I am using multiple trt engines in my inference pipeline.For each of those engines,I create execution context once and initially.All these engines have multiple optimization profiles linked with different batch sizes.(Each engine has 8 optimization profiles).These profiles have to be switched depending upon the variable input batch size.While reusing a particular profile in subsequent runs,I get the following error while using context.active_optimization_profile -

[TensorRT] ERROR: Profile 3 has been chosen by another IExecutionContext.

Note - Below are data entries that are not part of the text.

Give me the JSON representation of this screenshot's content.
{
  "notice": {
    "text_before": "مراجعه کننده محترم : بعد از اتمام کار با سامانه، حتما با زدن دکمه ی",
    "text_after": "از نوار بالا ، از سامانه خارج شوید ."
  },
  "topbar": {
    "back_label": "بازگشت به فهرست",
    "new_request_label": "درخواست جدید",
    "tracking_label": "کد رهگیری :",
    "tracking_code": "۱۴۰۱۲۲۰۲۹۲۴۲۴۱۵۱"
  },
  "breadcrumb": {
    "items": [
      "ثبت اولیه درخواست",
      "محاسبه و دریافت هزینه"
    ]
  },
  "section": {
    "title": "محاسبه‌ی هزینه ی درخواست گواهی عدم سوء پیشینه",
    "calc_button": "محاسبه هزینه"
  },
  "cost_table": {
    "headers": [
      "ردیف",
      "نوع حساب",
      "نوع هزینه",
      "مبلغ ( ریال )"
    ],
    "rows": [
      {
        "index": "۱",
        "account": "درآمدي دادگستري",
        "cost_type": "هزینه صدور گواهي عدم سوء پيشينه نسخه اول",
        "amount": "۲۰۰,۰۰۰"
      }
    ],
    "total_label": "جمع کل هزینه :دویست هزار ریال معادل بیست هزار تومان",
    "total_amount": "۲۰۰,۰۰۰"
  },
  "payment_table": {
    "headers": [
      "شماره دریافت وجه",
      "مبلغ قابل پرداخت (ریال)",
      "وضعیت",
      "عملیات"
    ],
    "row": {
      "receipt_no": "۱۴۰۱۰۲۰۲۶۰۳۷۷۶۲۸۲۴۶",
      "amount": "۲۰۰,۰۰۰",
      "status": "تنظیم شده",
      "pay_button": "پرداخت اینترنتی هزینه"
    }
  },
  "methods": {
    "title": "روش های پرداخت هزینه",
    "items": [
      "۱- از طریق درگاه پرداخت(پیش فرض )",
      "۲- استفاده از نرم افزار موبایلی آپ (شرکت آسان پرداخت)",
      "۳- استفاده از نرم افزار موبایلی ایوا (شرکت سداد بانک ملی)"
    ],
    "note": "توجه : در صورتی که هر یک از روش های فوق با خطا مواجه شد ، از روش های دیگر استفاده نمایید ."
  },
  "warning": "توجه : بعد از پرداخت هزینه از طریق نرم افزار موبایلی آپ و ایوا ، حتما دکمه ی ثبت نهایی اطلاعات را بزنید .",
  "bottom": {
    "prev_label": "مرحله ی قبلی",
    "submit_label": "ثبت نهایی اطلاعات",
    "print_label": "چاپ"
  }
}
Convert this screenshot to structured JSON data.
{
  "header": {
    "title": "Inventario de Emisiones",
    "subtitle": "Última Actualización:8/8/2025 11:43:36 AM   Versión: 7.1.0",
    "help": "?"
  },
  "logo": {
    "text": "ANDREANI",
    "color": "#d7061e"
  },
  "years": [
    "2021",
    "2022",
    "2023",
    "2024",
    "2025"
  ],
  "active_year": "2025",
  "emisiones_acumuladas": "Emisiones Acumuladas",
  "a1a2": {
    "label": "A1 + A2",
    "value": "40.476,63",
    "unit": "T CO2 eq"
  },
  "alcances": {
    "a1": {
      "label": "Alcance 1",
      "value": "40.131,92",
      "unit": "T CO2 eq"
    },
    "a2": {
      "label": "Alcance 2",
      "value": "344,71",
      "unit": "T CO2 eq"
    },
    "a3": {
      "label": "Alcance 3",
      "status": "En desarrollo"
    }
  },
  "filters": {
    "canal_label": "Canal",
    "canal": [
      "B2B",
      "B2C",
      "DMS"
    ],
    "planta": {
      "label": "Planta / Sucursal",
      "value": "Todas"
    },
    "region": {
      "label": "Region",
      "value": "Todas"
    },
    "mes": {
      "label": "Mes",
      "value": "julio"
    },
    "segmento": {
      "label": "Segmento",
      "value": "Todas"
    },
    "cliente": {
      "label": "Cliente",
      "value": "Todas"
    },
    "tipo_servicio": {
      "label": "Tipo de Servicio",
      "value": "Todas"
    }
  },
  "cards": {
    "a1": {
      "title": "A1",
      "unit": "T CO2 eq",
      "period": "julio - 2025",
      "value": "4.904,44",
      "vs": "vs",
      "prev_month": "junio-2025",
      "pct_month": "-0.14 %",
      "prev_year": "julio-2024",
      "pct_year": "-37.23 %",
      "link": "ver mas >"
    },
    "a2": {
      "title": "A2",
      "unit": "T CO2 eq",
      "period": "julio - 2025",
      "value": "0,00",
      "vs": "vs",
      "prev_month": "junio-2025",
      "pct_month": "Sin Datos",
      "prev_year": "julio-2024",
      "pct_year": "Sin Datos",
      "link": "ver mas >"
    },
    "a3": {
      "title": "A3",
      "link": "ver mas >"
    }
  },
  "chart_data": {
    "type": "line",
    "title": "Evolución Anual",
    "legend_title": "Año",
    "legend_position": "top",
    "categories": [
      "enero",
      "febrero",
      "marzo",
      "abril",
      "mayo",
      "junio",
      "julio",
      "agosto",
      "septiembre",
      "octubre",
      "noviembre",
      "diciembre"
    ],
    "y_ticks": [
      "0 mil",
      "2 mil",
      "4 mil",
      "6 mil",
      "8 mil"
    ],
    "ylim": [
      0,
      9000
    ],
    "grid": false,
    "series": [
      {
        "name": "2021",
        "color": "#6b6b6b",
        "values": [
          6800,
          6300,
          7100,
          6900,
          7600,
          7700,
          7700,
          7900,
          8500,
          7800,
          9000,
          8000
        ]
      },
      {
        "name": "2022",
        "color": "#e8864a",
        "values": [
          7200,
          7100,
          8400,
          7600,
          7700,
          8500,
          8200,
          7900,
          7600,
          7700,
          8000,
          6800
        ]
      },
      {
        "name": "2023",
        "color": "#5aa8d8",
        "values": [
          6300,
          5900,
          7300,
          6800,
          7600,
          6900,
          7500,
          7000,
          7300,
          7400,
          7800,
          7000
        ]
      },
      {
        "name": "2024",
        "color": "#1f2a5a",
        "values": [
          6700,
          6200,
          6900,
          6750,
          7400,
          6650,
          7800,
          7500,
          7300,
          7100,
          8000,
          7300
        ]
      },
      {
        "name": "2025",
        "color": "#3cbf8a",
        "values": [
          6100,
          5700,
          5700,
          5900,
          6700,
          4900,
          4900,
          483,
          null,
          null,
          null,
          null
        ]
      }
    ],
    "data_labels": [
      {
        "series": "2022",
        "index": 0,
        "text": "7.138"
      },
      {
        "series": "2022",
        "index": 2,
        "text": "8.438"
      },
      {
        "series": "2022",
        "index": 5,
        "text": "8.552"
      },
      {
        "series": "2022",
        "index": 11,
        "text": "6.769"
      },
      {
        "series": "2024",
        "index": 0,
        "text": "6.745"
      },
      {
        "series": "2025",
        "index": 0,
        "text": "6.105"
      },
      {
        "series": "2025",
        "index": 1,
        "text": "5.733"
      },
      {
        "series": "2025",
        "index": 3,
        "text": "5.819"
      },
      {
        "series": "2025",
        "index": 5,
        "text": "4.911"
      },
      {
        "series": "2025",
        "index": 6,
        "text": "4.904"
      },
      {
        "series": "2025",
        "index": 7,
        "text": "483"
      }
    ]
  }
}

Use another profileIndex or destroy the IExecutionContext that use this profile.

According to the documentation-

When multiple execution contexts run concurrently, it is allowed to switch to a profile which was formerly used but already released by another execution context with different dynamic input dimensions.

How to release the optimization profile from a context?I cannot afford to delete and recreate context after every batch as engine.create_execution_context() is slow and incurs a lot of overhead.

Following is my inference code-

def do_inference(context, bindings, inputs, outputs, stream):

    #Copy data to GPU

    [cuda.memcpy_htod_async(inp.device,inp.host,stream) for inp in inputs]

    #Run Inference

    context.execute_async_v2(bindings=bindings,stream_handle=stream.handle)


    #Copy output back to CPU

    [cuda.memcpy_dtoh_async(out.host,out.device,stream) for out in outputs]

    #Synchronize the stream

    stream.synchronize() 

    return [out.host for out in outputs]

Following is my profile switching code that calls the above do_inference method -

#switch optimization profile depending upon batch size
context.active_optimization_profile = dynamic_batch_size-1
#images to host
inputs[dynamic_batch_size-1].host = images
#do inference
output = do_inference(context,bindings,inputs,outputs,stream)
#parse output            
output = output[dynamic_batch_size-1]

Any help would be appriciated.

Hi @jasdeepchhabra94,
I believe below link should be able to help you
https://docs.nvidia.com/deeplearning/tensorrt/api/python_api/infer/Core/ExecutionContext.html

The IExecutionContext contains shared resource, so if you want parallel execution, you have to create two IExecutionContext , one assigned for each cuda stream.

Thanks!